Random networks of cross-linked directed polymers

TL;DR

This paper investigates how random permanent cross-links affect the structure and elasticity of directed polymer networks, revealing a continuous gelation transition and universal shear modulus independent of microscopic details.

Contribution

It introduces a semimicroscopic replica field theory to analyze the gelation transition and elastic properties of cross-linked directed polymers, highlighting the universality of the shear modulus.

Findings

Identification of a continuous gelation transition with increasing cross-link density.

Derivation of a universal in-plane shear modulus at the gelation point.

Demonstration that negligible extent cross-links do not alter the tilt modulus.

Abstract

We explore the effect of random permanent cross-links on a system of directed polymers confined between two planes with their end-points free to slide on them.
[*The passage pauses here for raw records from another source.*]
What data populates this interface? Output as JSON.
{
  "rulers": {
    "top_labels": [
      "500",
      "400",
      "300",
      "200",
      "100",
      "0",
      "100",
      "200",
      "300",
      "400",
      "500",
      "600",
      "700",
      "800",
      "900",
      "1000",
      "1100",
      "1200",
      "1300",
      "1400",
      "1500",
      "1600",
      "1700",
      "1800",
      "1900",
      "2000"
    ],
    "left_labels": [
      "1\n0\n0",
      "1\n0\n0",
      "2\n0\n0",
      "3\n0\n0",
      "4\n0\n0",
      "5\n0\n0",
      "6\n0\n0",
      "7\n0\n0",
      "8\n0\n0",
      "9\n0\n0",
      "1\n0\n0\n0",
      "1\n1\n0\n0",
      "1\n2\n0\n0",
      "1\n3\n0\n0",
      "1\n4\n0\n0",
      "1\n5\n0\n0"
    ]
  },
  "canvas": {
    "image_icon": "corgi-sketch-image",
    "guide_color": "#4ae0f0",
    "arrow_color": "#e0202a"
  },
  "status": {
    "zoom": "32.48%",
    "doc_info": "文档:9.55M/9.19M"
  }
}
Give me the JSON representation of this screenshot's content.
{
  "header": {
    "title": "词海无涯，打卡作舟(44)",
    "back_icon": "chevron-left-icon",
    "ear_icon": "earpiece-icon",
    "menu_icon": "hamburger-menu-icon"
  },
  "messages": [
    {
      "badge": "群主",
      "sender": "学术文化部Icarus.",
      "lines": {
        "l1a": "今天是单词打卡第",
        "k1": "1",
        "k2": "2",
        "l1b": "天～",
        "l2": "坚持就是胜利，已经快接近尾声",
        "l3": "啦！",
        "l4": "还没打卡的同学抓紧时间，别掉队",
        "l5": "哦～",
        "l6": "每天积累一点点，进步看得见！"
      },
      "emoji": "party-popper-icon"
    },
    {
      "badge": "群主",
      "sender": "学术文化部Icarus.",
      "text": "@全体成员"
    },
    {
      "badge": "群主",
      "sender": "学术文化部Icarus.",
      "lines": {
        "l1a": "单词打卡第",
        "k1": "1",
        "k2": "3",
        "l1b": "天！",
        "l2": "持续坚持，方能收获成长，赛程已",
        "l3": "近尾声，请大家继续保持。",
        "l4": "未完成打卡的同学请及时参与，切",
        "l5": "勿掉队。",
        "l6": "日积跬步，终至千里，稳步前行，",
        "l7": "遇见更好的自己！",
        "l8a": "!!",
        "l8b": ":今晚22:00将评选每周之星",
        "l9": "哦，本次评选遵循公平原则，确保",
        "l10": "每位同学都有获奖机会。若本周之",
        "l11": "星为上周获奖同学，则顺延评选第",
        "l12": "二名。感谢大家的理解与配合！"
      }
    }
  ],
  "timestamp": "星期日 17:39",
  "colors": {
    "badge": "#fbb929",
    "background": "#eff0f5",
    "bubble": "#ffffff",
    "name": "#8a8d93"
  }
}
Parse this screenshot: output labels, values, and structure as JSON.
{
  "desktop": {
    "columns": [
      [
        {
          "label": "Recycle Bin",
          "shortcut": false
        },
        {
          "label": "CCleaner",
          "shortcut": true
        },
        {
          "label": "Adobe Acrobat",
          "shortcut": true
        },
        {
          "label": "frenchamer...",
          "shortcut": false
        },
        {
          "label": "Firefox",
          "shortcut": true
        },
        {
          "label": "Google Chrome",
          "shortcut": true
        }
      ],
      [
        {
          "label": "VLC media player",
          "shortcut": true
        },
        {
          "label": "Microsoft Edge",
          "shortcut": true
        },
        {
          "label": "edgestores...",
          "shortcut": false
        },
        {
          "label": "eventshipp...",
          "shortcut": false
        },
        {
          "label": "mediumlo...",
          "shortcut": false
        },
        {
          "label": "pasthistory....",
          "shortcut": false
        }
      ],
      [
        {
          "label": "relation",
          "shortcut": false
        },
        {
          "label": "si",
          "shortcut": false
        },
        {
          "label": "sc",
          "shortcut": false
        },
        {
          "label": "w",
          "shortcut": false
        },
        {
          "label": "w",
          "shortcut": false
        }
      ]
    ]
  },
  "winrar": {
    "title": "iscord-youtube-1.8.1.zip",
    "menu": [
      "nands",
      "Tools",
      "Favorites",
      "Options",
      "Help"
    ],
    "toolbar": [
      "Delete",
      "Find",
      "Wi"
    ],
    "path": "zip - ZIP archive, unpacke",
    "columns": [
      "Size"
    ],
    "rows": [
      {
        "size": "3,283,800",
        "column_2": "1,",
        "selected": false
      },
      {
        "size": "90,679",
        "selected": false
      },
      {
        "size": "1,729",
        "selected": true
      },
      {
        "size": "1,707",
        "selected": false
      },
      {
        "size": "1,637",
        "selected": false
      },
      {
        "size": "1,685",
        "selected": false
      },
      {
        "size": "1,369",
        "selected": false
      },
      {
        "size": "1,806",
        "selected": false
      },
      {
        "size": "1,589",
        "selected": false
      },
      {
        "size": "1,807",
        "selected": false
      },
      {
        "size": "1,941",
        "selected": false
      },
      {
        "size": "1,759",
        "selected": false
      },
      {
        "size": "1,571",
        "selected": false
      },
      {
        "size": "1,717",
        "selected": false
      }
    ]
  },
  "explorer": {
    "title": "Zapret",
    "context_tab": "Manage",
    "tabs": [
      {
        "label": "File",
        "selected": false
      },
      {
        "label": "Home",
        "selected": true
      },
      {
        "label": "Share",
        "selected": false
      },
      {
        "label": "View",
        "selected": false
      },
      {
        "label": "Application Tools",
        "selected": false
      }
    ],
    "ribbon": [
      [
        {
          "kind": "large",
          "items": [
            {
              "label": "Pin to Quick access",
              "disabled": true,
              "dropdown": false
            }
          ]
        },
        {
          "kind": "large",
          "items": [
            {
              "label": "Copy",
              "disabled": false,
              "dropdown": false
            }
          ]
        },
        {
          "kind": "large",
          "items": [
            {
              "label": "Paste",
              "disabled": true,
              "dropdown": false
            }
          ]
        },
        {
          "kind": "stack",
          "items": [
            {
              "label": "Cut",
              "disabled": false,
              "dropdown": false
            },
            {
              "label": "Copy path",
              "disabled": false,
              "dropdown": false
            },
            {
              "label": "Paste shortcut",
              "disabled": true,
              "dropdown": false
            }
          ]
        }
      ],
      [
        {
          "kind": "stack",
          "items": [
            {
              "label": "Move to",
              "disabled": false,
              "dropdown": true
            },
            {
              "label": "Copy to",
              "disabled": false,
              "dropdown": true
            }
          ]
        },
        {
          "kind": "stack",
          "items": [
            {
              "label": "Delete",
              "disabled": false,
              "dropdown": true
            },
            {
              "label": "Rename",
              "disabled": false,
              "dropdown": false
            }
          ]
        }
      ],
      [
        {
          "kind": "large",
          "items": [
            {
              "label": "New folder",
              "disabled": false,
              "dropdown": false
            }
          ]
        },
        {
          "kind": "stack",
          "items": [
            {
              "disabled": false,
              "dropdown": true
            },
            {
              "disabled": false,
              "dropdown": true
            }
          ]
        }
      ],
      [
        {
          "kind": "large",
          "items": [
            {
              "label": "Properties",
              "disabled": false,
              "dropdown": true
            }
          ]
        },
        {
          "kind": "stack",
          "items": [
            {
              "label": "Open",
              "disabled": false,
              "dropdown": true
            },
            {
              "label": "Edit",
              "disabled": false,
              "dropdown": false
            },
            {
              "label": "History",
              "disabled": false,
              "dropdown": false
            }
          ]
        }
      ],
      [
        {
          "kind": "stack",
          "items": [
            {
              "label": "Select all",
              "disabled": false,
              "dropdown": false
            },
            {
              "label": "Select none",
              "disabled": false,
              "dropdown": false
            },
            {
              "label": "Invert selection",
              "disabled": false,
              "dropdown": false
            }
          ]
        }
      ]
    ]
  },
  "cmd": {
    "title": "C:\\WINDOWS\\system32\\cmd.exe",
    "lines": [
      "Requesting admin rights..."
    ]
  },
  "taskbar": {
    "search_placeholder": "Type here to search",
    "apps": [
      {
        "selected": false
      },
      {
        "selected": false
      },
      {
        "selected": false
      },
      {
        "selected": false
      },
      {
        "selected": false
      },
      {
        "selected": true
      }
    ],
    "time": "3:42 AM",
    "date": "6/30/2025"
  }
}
We treat the cross-links as quenched disorder and we use a semimicroscopic replica field theory to study the structure and elasticity of this system. Upon increasing the cross-link density, we get a continuous gelation transition signaled by the emergence of a finite in-plane localization length. The distribution of localization length turns out to depend on the height along the preferred direction of the directed polymers. The gelation transition also gives rise to a finite in-plane shear modulus which we calculate and turns out to be universal, i.e., independent of the energy and length scales of the polymers and the cross-links. Using a symmetry argument, we show that cross-links of negligible extent along the preferred axis of the directed polymers do not cause any renormalization to the tilt modulus of the uncross-linked system.